Continuing my irregularly scheduled capsule reviews of Alfred Hitchcock's eight extant silent features, I present The Ring. The Ring can be found on those cheapy DVD sets of Hitchcock's early films; it's considered one of Hitch's best silent films, but certainly wouldn't compete with his later masterworks.
Hitchcock's silents were his training ground; and his later films are that much more visual as a result of his having started in the silent era. His silents are unfortunately either unreleased on VHS/DVD or in unrestored state on poorly presented DVDs. For the best quality/most reliable seller out there, if you are looking for Hitchcock's unreleased DVD titles (such as Downhill, Waltzes From Vienna, among others) I recommend this seller.
The Ring (1927)
A carnival fighter named “one round” Jack Sander and a prizefighter who he comes to work with as a sparring partner and later competes against, vie for the same girl.

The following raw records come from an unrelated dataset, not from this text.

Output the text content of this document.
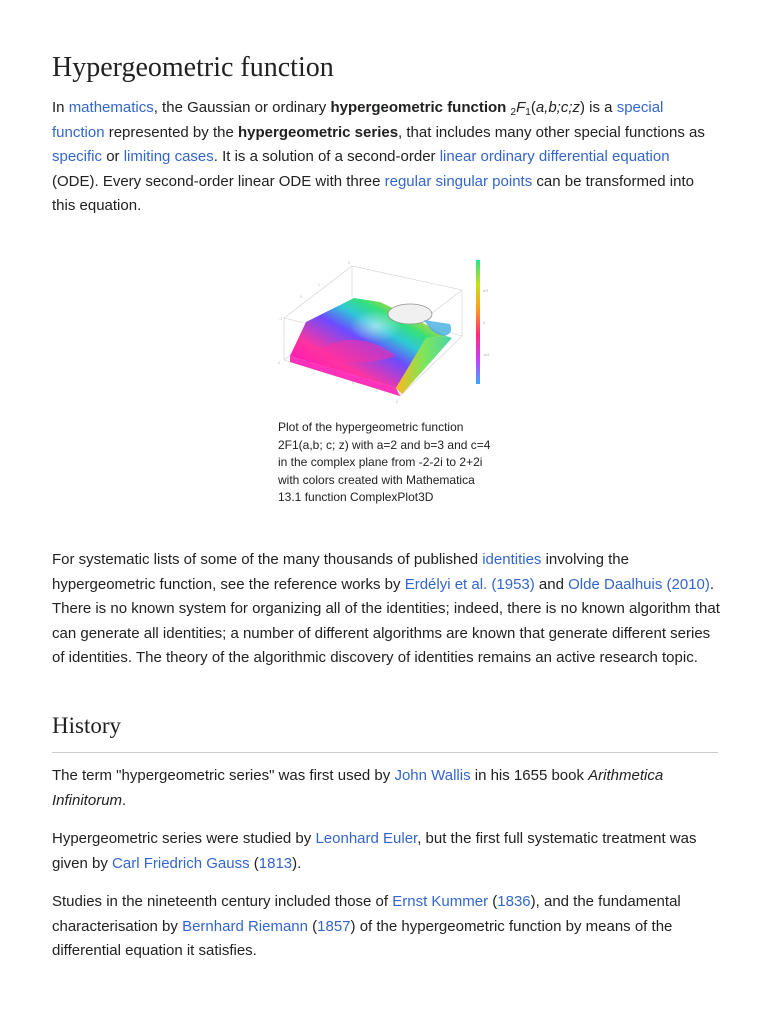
Hypergeometric function

In mathematics, the Gaussian or ordinary hypergeometric function $_2F_1(a,b;c;z)$ is a special function represented by the hypergeometric series, that includes many other special functions as specific or limiting cases. It is a solution of a second-order linear ordinary differential equation (ODE). Every second-order linear ODE with three regular singular points can be transformed into this equation.

2
1
0
-1
-2
-1
0
1
2
π/2
0
-π/2

Plot of the hypergeometric function 2F1(a,b; c; z) with a=2 and b=3 and c=4 in the complex plane from -2-2i to 2+2i with colors created with Mathematica 13.1 function ComplexPlot3D

For systematic lists of some of the many thousands of published identities involving the hypergeometric function, see the reference works by Erdélyi et al. (1953) and Olde Daalhuis (2010). There is no known system for organizing all of the identities; indeed, there is no known algorithm that can generate all identities; a number of different algorithms are known that generate different series of identities. The theory of the algorithmic discovery of identities remains an active research topic.

History

The term "hypergeometric series" was first used by John Wallis in his 1655 book Arithmetica Infinitorum.

Hypergeometric series were studied by Leonhard Euler, but the first full systematic treatment was given by Carl Friedrich Gauss (1813).

Studies in the nineteenth century included those of Ernst Kummer (1836), and the fundamental characterisation by Bernhard Riemann (1857) of the hypergeometric function by means of the differential equation it satisfies.
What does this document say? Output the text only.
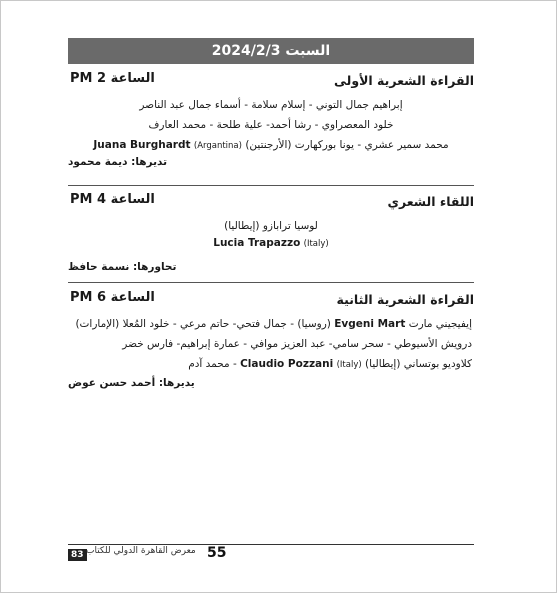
السبت 2024/2/3
القراءة الشعرية الأولى
الساعة 2 PM
إبراهيم جمال التوني - إسلام سلامة - أسماء جمال عبد الناصر
خلود المعصراوي - رشا أحمد- علية طلحة - محمد العارف
محمد سمير عشري - يونا بوركهارت (الأرجنتين) (Argantina) Juana Burghardt
تديرها: ديمة محمود
اللقاء الشعري
الساعة 4 PM
لوسيا ترابازو (إيطاليا)
(Italy) Lucia Trapazzo
تحاورها: نسمة حافظ
القراءة الشعرية الثانية
الساعة 6 PM
إيفيجيني مارت Evgeni Mart (روسيا) - جمال فتحي- حاتم مرعي - خلود المُعلا (الإمارات)
درويش الأسيوطي - سحر سامي- عبد العزيز موافي - عمارة إبراهيم- فارس خضر
كلاوديو بوتساني (إيطاليا) (Italy) Claudio Pozzani - محمد آدم
يديرها: أحمد حسن عوض
83 معرض القاهرة الدولي للكتاب 55
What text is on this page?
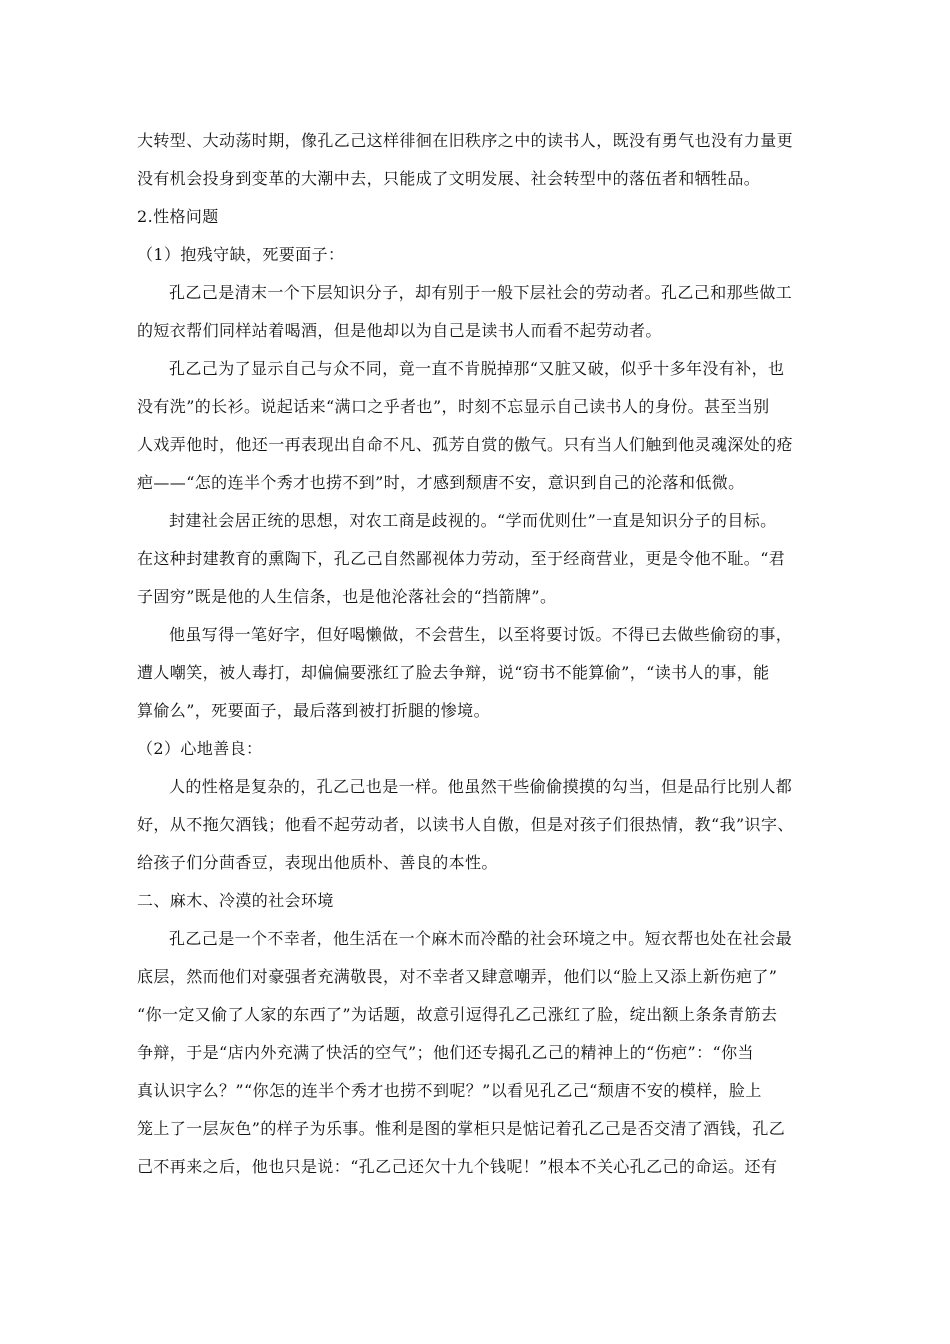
大转型、大动荡时期，像孔乙己这样徘徊在旧秩序之中的读书人，既没有勇气也没有力量更
没有机会投身到变革的大潮中去，只能成了文明发展、社会转型中的落伍者和牺牲品。
2.性格问题
（1）抱残守缺，死要面子：
孔乙己是清末一个下层知识分子，却有别于一般下层社会的劳动者。孔乙己和那些做工
的短衣帮们同样站着喝酒，但是他却以为自己是读书人而看不起劳动者。
孔乙己为了显示自己与众不同，竟一直不肯脱掉那“又脏又破，似乎十多年没有补，也
没有洗”的长衫。说起话来“满口之乎者也”，时刻不忘显示自己读书人的身份。甚至当别
人戏弄他时，他还一再表现出自命不凡、孤芳自赏的傲气。只有当人们触到他灵魂深处的疮
疤——“怎的连半个秀才也捞不到”时，才感到颓唐不安，意识到自己的沦落和低微。
封建社会居正统的思想，对农工商是歧视的。“学而优则仕”一直是知识分子的目标。
在这种封建教育的熏陶下，孔乙己自然鄙视体力劳动，至于经商营业，更是令他不耻。“君
子固穷”既是他的人生信条，也是他沦落社会的“挡箭牌”。
他虽写得一笔好字，但好喝懒做，不会营生，以至将要讨饭。不得已去做些偷窃的事，
遭人嘲笑，被人毒打，却偏偏要涨红了脸去争辩，说“窃书不能算偷”，“读书人的事，能
算偷么”，死要面子，最后落到被打折腿的惨境。
（2）心地善良：
人的性格是复杂的，孔乙己也是一样。他虽然干些偷偷摸摸的勾当，但是品行比别人都
好，从不拖欠酒钱；他看不起劳动者，以读书人自傲，但是对孩子们很热情，教“我”识字、
给孩子们分茴香豆，表现出他质朴、善良的本性。
二、麻木、冷漠的社会环境
孔乙己是一个不幸者，他生活在一个麻木而冷酷的社会环境之中。短衣帮也处在社会最
底层，然而他们对豪强者充满敬畏，对不幸者又肆意嘲弄，他们以“脸上又添上新伤疤了”
“你一定又偷了人家的东西了”为话题，故意引逗得孔乙己涨红了脸，绽出额上条条青筋去
争辩，于是“店内外充满了快活的空气”；他们还专揭孔乙己的精神上的“伤疤”：“你当
真认识字么？”“你怎的连半个秀才也捞不到呢？”以看见孔乙己“颓唐不安的模样，脸上
笼上了一层灰色”的样子为乐事。惟利是图的掌柜只是惦记着孔乙己是否交清了酒钱，孔乙
己不再来之后，他也只是说：“孔乙己还欠十九个钱呢！”根本不关心孔乙己的命运。还有
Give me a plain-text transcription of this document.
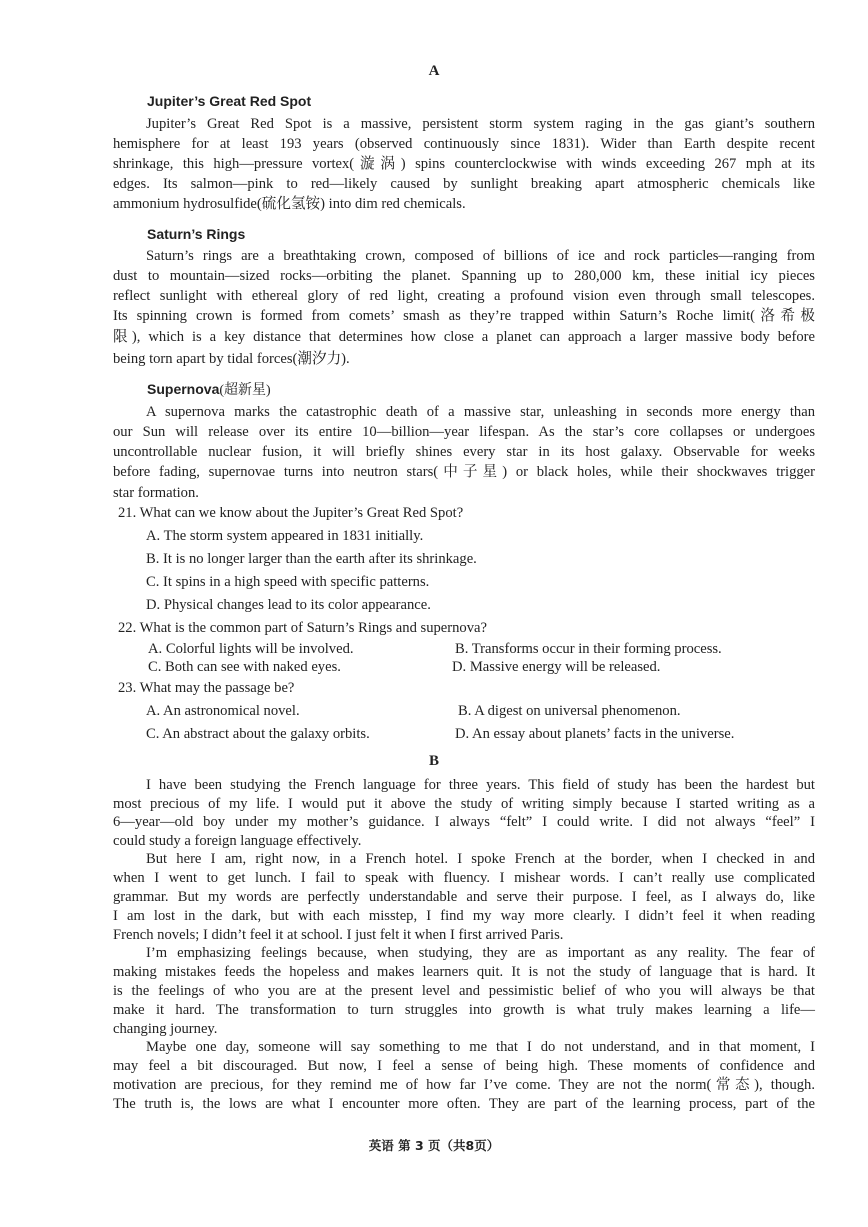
A
Jupiter’s Great Red Spot
Jupiter’s Great Red Spot is a massive, persistent storm system raging in the gas giant’s southern
hemisphere for at least 193 years (observed continuously since 1831). Wider than Earth despite recent
shrinkage, this high—pressure vortex(漩涡) spins counterclockwise with winds exceeding 267 mph at its
edges. Its salmon—pink to red—likely caused by sunlight breaking apart atmospheric chemicals like
ammonium hydrosulfide(硫化氢铵) into dim red chemicals.
Saturn’s Rings
Saturn’s rings are a breathtaking crown, composed of billions of ice and rock particles—ranging from
dust to mountain—sized rocks—orbiting the planet. Spanning up to 280,000 km, these initial icy pieces
reflect sunlight with ethereal glory of red light, creating a profound vision even through small telescopes.
Its spinning crown is formed from comets’ smash as they’re trapped within Saturn’s Roche limit(洛希极
限), which is a key distance that determines how close a planet can approach a larger massive body before
being torn apart by tidal forces(潮汐力).
Supernova(超新星)
A supernova marks the catastrophic death of a massive star, unleashing in seconds more energy than
our Sun will release over its entire 10—billion—year lifespan. As the star’s core collapses or undergoes
uncontrollable nuclear fusion, it will briefly shines every star in its host galaxy. Observable for weeks
before fading, supernovae turns into neutron stars(中子星) or black holes, while their shockwaves trigger
star formation.
21. What can we know about the Jupiter’s Great Red Spot?
A. The storm system appeared in 1831 initially.
B. It is no longer larger than the earth after its shrinkage.
C. It spins in a high speed with specific patterns.
D. Physical changes lead to its color appearance.
22. What is the common part of Saturn’s Rings and supernova?
A. Colorful lights will be involved.	B. Transforms occur in their forming process.
C. Both can see with naked eyes.	D. Massive energy will be released.
23. What may the passage be?
A. An astronomical novel.	B. A digest on universal phenomenon.
C. An abstract about the galaxy orbits.	D. An essay about planets’ facts in the universe.
B
I have been studying the French language for three years. This field of study has been the hardest but
most precious of my life. I would put it above the study of writing simply because I started writing as a
6—year—old boy under my mother’s guidance. I always “felt” I could write. I did not always “feel” I
could study a foreign language effectively.
But here I am, right now, in a French hotel. I spoke French at the border, when I checked in and
when I went to get lunch. I fail to speak with fluency. I mishear words. I can’t really use complicated
grammar. But my words are perfectly understandable and serve their purpose. I feel, as I always do, like
I am lost in the dark, but with each misstep, I find my way more clearly. I didn’t feel it when reading
French novels; I didn’t feel it at school. I just felt it when I first arrived Paris.
I’m emphasizing feelings because, when studying, they are as important as any reality. The fear of
making mistakes feeds the hopeless and makes learners quit. It is not the study of language that is hard. It
is the feelings of who you are at the present level and pessimistic belief of who you will always be that
make it hard. The transformation to turn struggles into growth is what truly makes learning a life—
changing journey.
Maybe one day, someone will say something to me that I do not understand, and in that moment, I
may feel a bit discouraged. But now, I feel a sense of being high. These moments of confidence and
motivation are precious, for they remind me of how far I’ve come. They are not the norm(常态), though.
The truth is, the lows are what I encounter more often. They are part of the learning process, part of the
英语 第 3 页（共8页）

Silent melodrama is well made but standard fare, saved by a real feeling for the flapper era and a heavy dose of Hitchcockian humor. Some of the comedy bits include: a guy challenging “one round Jack,” slipping and falling on the way into the ring and counted down by the referee; the carnival barker putting on a smile while cursing the challenger that beat “one round Jack” under his breath; the priest at Jack’s wedding shocked at the sight of the circus freaks in attendance at the wedding. A few interesting visual ideas: a stationary billboard is seen through successive weeks with Jack’s name rising higher and higher; Jack envisioning his wife and the prizefighter in superimposition (getting larger and larger) as the manager tells him to “leave his wife behind”; during the big fight Jack sees Nelly in the crowd and as the camera tracks into her face he is knocked out with a flash and all goes dizzy and out-of-focus. Two uncomfortably racist moments appear in the movie: in the film’s opening, an African-American man is set up at the dunking tank at the circus and soon made the target of children who throw eggs in his face (as the crowd laughs); a title midway through the film reads, “If you win this fight with the nigger, you’ll be in the running for the championship.” The “ring” refers alternately to a boxing ring and a wedding ring. Good but never great.